Basically the process just rsyncs the relevant data (data + configuration) from one node to another and stop the old node and start the new one. As the configuration is all the same (just the ip will change) it joins the ring as if it was the old one. And there's no need for any bootstrapping.

BTW, are you using vnodes?


Carlos Alonso | Software Engineer | @calonso

On 3 November 2016 at 15:46, Oleksandr Shulgin <oleksandr.shulgin@zalando.de> wrote:
On Thu, Nov 3, 2016 at 2:32 PM, Mike Torra <mtorra@demandware.com> wrote:
Hi Alex - I do monitor sstable counts and pending compactions, but probably not closely enough. In 3/4 regions the cluster is running in, both counts are very high - ~30-40k sstables for one particular CF, and on many nodes >1k pending compactions.

It is generally a good idea to try to keep the number of pending compactions minimal.  We usually see it is close to zero on every node during normal operations and less than some tens during maintenance such as repair.

I had noticed this before, but I didn't have a good sense of what a "high" number for these values was.

I would say anything higher than 20 probably requires someone to have a look and over 1k is very troublesome.

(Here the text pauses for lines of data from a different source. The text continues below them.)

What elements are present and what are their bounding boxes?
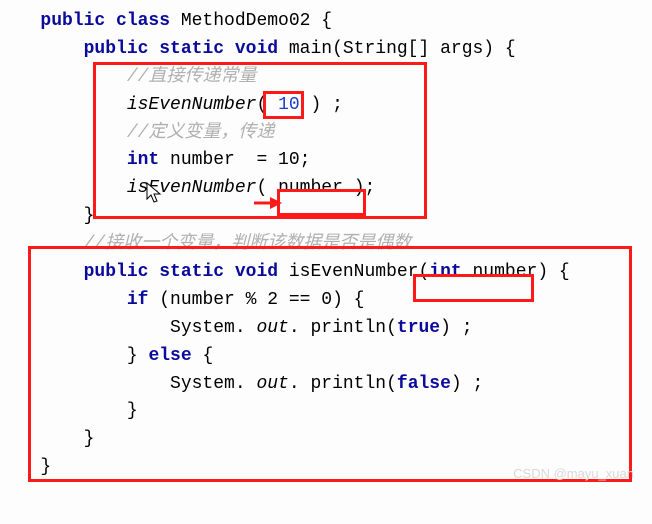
code-line: isEvenNumber( 10 ) ; bbox=[8, 92, 644, 120]
code-line: System. out. println(true) ; bbox=[8, 315, 644, 343]
code-line: public static void main(String[] args) { bbox=[8, 36, 644, 64]
code-line: } bbox=[8, 426, 644, 454]
watermark: CSDN @mayu_xuan bbox=[513, 464, 634, 484]
code-line: //直接传递常量 bbox=[8, 64, 644, 92]
code-line: } bbox=[8, 398, 644, 426]
code-line: public static void isEvenNumber(int numb… bbox=[8, 259, 644, 287]
code-line: int number = 10; bbox=[8, 147, 644, 175]
code-line: } bbox=[8, 203, 644, 231]
code-line: public class MethodDemo02 { bbox=[8, 8, 644, 36]
code-line: //定义变量，传递 bbox=[8, 120, 644, 148]
code-line: System. out. println(false) ; bbox=[8, 371, 644, 399]
code-line: //接收一个变量，判断该数据是否是偶数 bbox=[8, 231, 644, 259]
code-line: isEvenNumber( number ); bbox=[8, 175, 644, 203]
code-line: } else { bbox=[8, 343, 644, 371]
code-line: if (number % 2 == 0) { bbox=[8, 287, 644, 315]
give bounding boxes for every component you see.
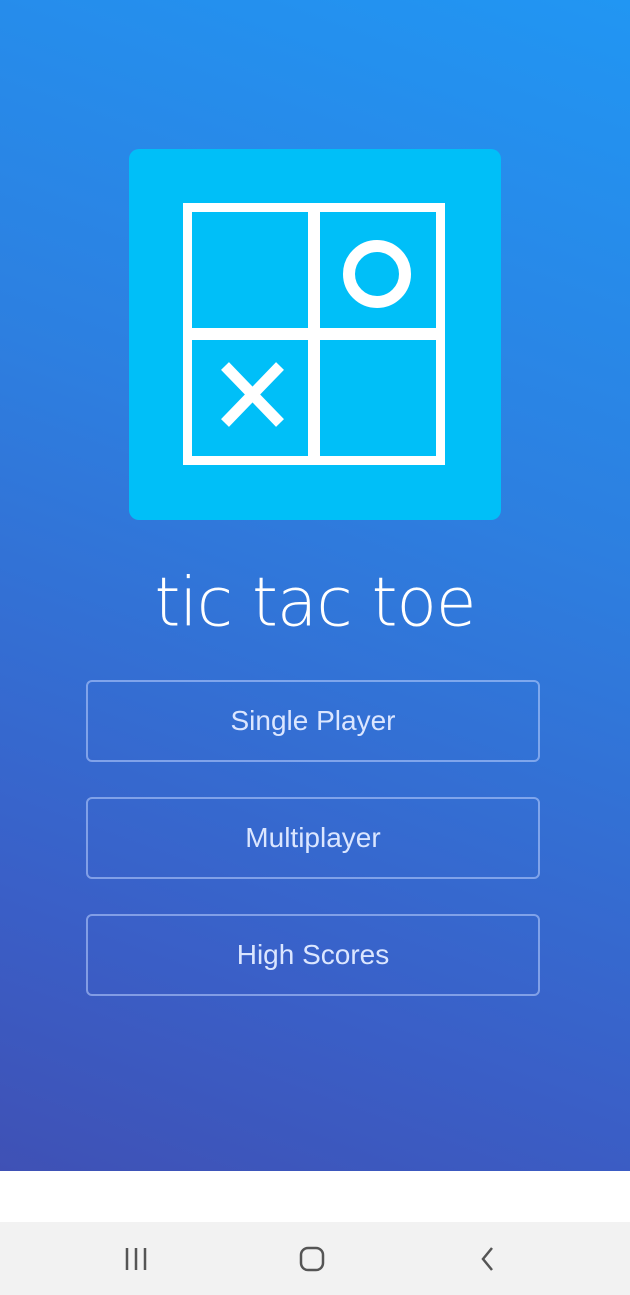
- app-logo: [129, 149, 501, 520]
- back-button[interactable]: [448, 1222, 528, 1295]
- single-player-button[interactable]: Single Player: [86, 680, 540, 762]
- recents-icon: [125, 1247, 147, 1270]
- home-button[interactable]: [272, 1222, 352, 1295]
- multiplayer-button[interactable]: Multiplayer: [86, 797, 540, 879]
- back-icon: [481, 1246, 493, 1271]
- app-title-container: tic tac toe: [0, 558, 630, 648]
- high-scores-button[interactable]: High Scores: [86, 914, 540, 996]
- system-navigation-bar: [0, 1222, 630, 1295]
- screen: tic tac toe Single Player Multiplayer Hi…: [0, 0, 630, 1295]
- x-mark-icon: [221, 362, 284, 427]
- home-icon: [299, 1246, 325, 1271]
- recents-button[interactable]: [96, 1222, 176, 1295]
- app-title: tic tac toe: [154, 563, 477, 642]
- tic-tac-toe-board-icon: [183, 203, 445, 465]
- app-main-screen: tic tac toe Single Player Multiplayer Hi…: [0, 0, 630, 1171]
- o-mark-icon: [343, 240, 411, 308]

It makes sense to me why this would cause the issues I've seen. After increasing concurrent_compactors and compaction_throughput_mb_per_sec (to 8 and 64mb, respectively), I'm starting to see those counts go down steadily. Hopefully that will resolve the OOM issues, but it looks like it will take a while for compactions to catch up.

Thanks for the suggestions, Alex

Welcome. :-)